I have just committed a change (trunk r7023) that allows non-positive numbers to be clipped to a small positive value. To illustrate its use with an errorbar, I added the example provided by Matthias to examples/pylab_examples/log_demo.py, as a 4th subplot.

Eric

Johann

indeed, I obviously just got entangled in my own debugging. I do manage to get it to do what I want now.

sorry for the fuss,
Johann

Eric Firing wrote:

···

Cohen-Tanugi Johann wrote:

ok, maybe it is in scale.py :slight_smile:
And what I see there confirms my initial fears : the log scale transform applies a log to the argument, which is incorrect for an error..... So first of all, another transform needs to be created so that erry is transformed into erry/y/log(base) where base was 10 in my example.

Johann,

I don't understand your objection here. It seems to me that an errorbar should always be in the same units, and on the same scale, as the point to which it applies. Therefore when switching from linear to log scales, one simply plots the same data and error ranges on a log scale instead of a linear scale. This is what mpl does. If what you want is for the error to be proportional to the value of the point, then you need to specify the error bounds so that they have that property. For estimation of a power spectrum, for example, this is often the case; the error bars are some fraction (depending on the equivalent number of degrees of freedom) of the spectral level at each frequency, so on a log plot they will have equal length. It is not the job of the errorbar function to figure that out, however.

If I am misunderstanding, then please provide a very simple concrete example that will make your point clear.

past midnight here.... I will see tomorrow if I find time to try out a patch (not the easiest entry point for starting developer's activities in MPL I am afraid....)

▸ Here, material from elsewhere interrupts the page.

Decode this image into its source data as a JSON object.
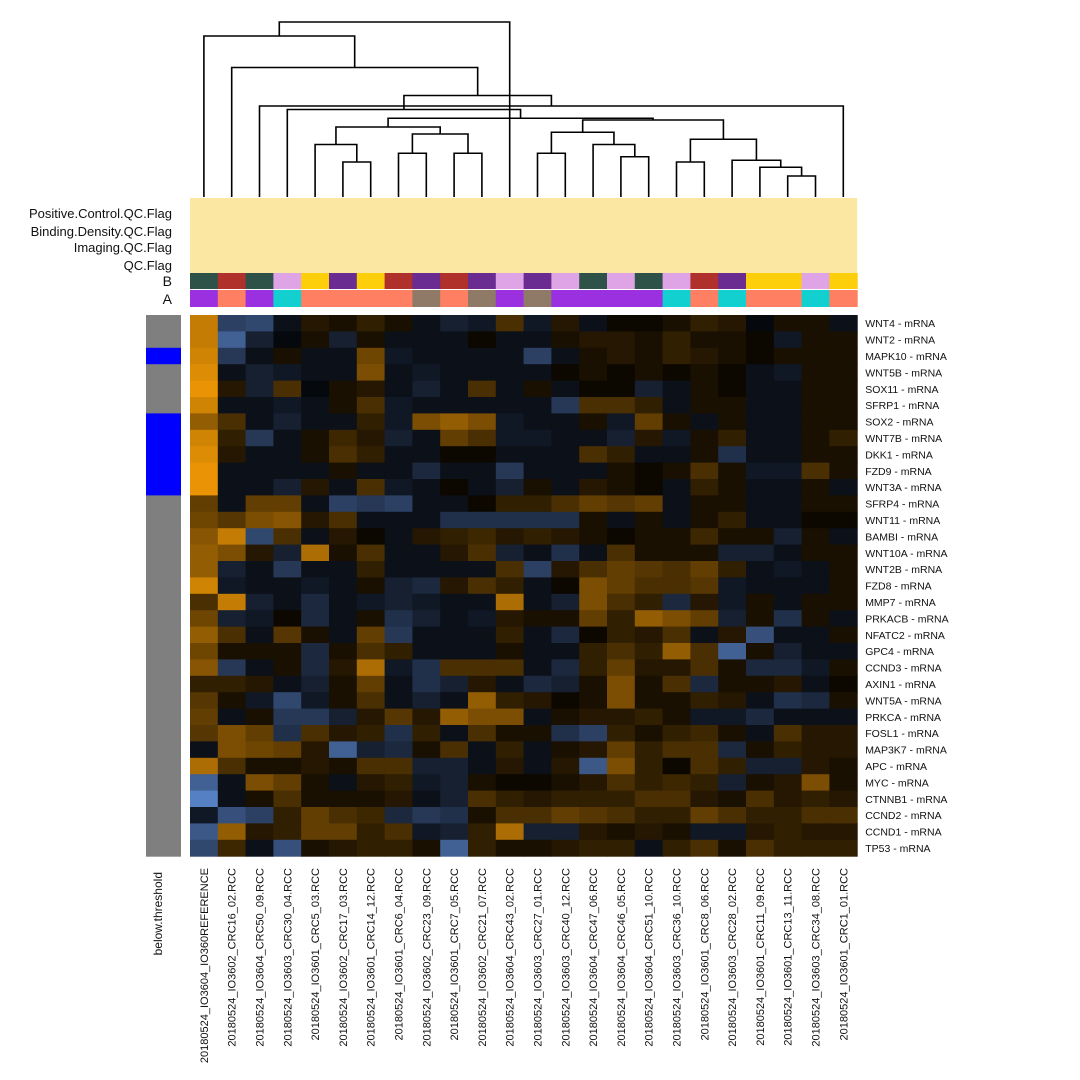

I have just committed a change (trunk r7023) that allows non-positive numbers to be clipped to a small positive value. To illustrate its use with an errorbar, I added the example provided by Matthias to examples/pylab_examples/log_demo.py, as a 4th subplot.

Eric

Johann

Cohen-Tanugi Johann wrote:

indeed, I obviously just got entangled in my own debugging. I do manage to get it to do what I want now.

sorry for the fuss,
Johann

No problem at all. I'm glad things are working for you.